Using non-invasive techniques, an international team of researchers have demonstrated direct brain-to-brain communication between two human subjects located 5,000 miles apart.
Their experiment, detailed in the journal PLOS ONE, involved reading the brain activity of the first subject, transmitting that information over the Internet, and then “inserting” the information into the brain of the second subject.
Previous studies on electroencephalogram (EEG) based brain communication have typically used an interface between the human brain and computer. In these studies, electrodes attached to a person’s scalp record electrical currents in the brain which are then fed into the computer.
In the new work, the research team added a receiving human brain on the other end of the system. Four participants, aged 28 to 50, took part in the study. One of the four subjects was assigned to the brain-computer interface branch and was the sender; the other three were assigned to receive the messages using a similar interface.
Using EEG (for input) and transcranial magnetic stimulation (TMS, for output), the researchers first encoded the greetings “hola” (hello) and “ciao” (goodbye) from the brain of the sender into binary code and then transmitted the signals via the Internet from India to France. There, a computer-brain interface transmitted the message to the receiver’s brain via non-invasive TMS.
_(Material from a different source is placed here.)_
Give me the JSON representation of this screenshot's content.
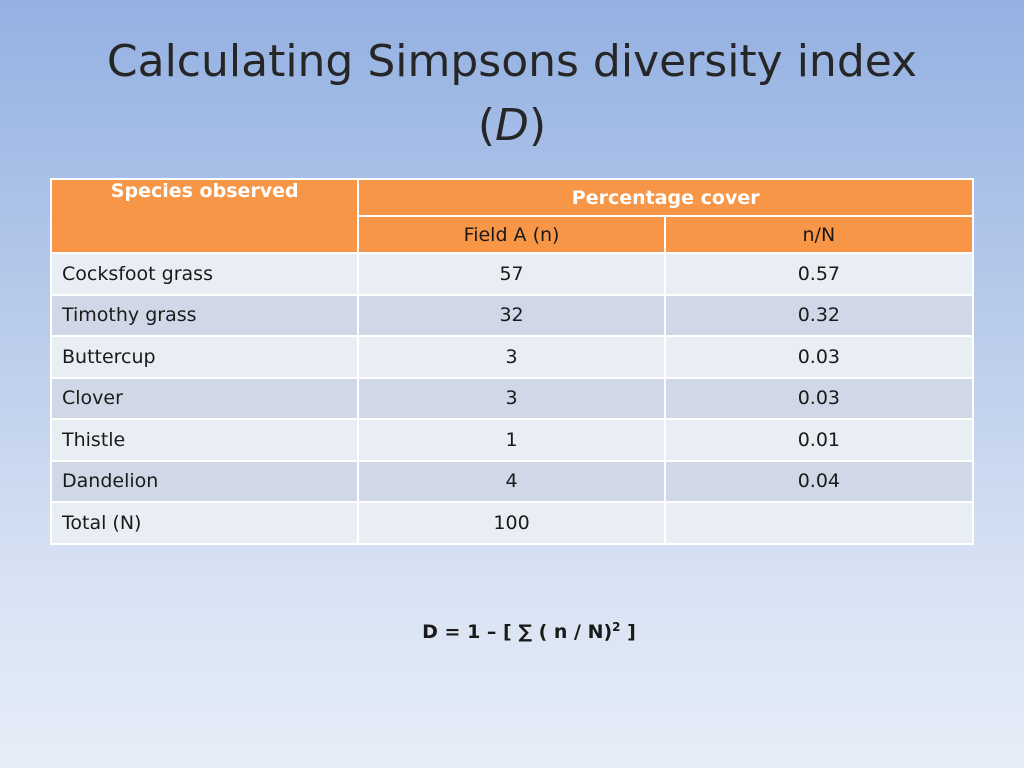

The subjects experienced this insertion of information as phosphenes -flashes of light in their peripheral vision. The light appeared in numerical sequences that enabled the receiver to decode the information in the message, and while the subjects did not report feeling anything, they did correctly receive the greetings. The researchers report a total error rate of just 15 percent, 11 percent on the decoding end and five percent on the initial coding side.
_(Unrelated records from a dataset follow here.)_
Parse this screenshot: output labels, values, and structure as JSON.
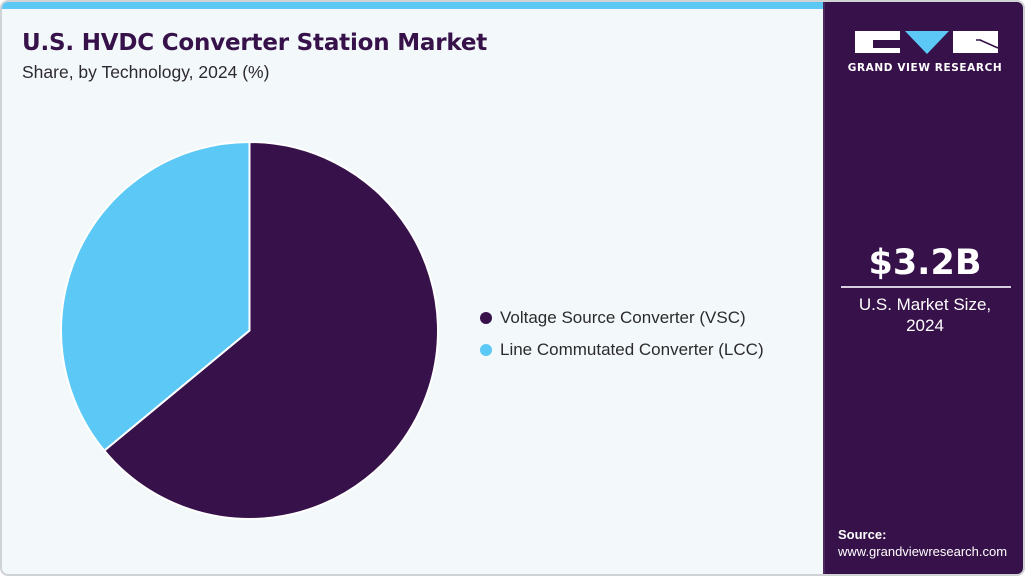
{
  "header": {
    "title": "U.S. HVDC Converter Station Market",
    "subtitle": "Share, by Technology, 2024 (%)"
  },
  "colors": {
    "brand_dark": "#371149",
    "brand_cyan": "#5bc8f5",
    "background": "#f3f8fb"
  },
  "legend": {
    "items": [
      {
        "label": "Voltage Source Converter (VSC)",
        "color": "#371149"
      },
      {
        "label": "Line Commutated Converter (LCC)",
        "color": "#5bc8f5"
      }
    ]
  },
  "sidebar": {
    "logo_text": "GRAND VIEW RESEARCH",
    "market_value": "$3.2B",
    "market_label_line1": "U.S. Market Size,",
    "market_label_line2": "2024",
    "source_label": "Source:",
    "source_url": "www.grandviewresearch.com"
  },
  "chart_data": {
    "type": "pie",
    "title": "U.S. HVDC Converter Station Market",
    "subtitle": "Share, by Technology, 2024 (%)",
    "categories": [
      "Voltage Source Converter (VSC)",
      "Line Commutated Converter (LCC)"
    ],
    "values": [
      64.0,
      36.0
    ],
    "colors": [
      "#371149",
      "#5bc8f5"
    ],
    "start_angle_deg": 0,
    "direction": "clockwise",
    "legend_position": "right",
    "data_labels": false
  }
}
“By using advanced precision neuro-technologies… we were able to directly and noninvasively transmit a thought from one person to another, without them having to speak or write,” said researcher Alvaro Pascual-Leone, Director of the Berenson-Allen Center for Noninvasive Brain Stimulation at Beth Israel Deaconess Medical Center. “This in itself is a remarkable step in human communication, but being able to do so across a distance of thousands of miles is a critically important proof-of-principle for the development of brain-to-brain communications. We believe these experiments represent an important first step in exploring the feasibility of complementing or bypassing traditional language-based or motor-based communication.”